Se você respondeu sim para todas as questões então eu então pergunto:

Porque, para a mídia, Uribe é o herói montado no cavalo branco que vai solucionar todos os problemas da Colômbia e esmagar os terroristas (sic) das FARC e ELN e, obiviamente tem o direito divino de se reeleger indefinidamente e Chavez é o capeta, o "radical" e, enfim, o ditador terrível e assustador que cometeu o crime de se reeleger mais de uma vez?

E, vejam bem, Chavez foi reeleito após aprovar referendo popular para tal! Em suma, o mecanismo usado por Uribe é semelhante (estou falando de mudanças na constituição) ao usado por Chavez, mas a midia trata um como herói e o outro como um ditador!

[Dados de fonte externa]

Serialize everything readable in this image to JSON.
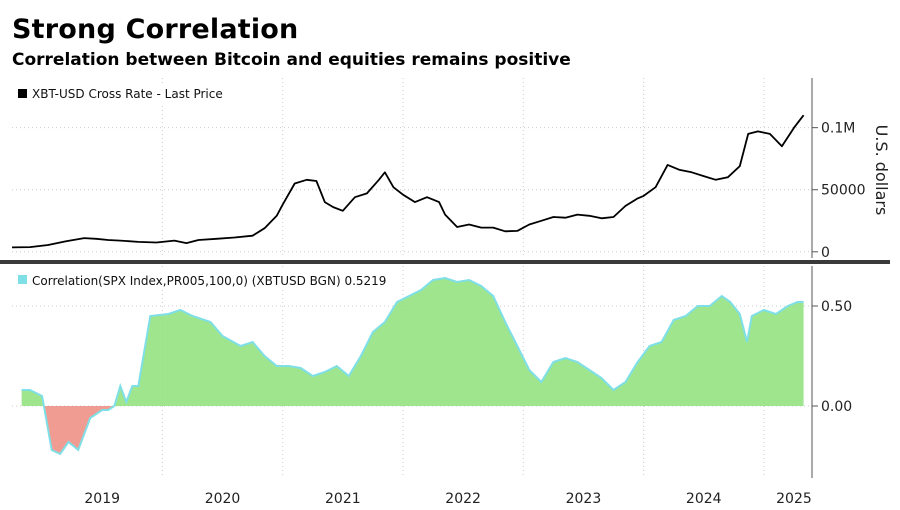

Uma breve pesquisa no Google evidencia a discrepância na cobertura da imprensa brasileira. Ao utilizar as palavras chave "reeleição Chávez" no buscador, são encontrados aproximadamente 1370 resultados só no ano de 2009; no mesmo período, e com as palavras chave "reeleição Uribe", são exibidos cerca de 598 - menos da metade.
Um adendo, sobre Uribe conseguir "derrotar" as FARC e etc, claro que ninguém pergunta como, se por meios lícitos e diálogo ou se valendo de repressão, brutalidade e dos narcotraficantes da extrema-direta, como os das AUC. Na prática, vale a segunda opção. Mas isto o PIG não comenta!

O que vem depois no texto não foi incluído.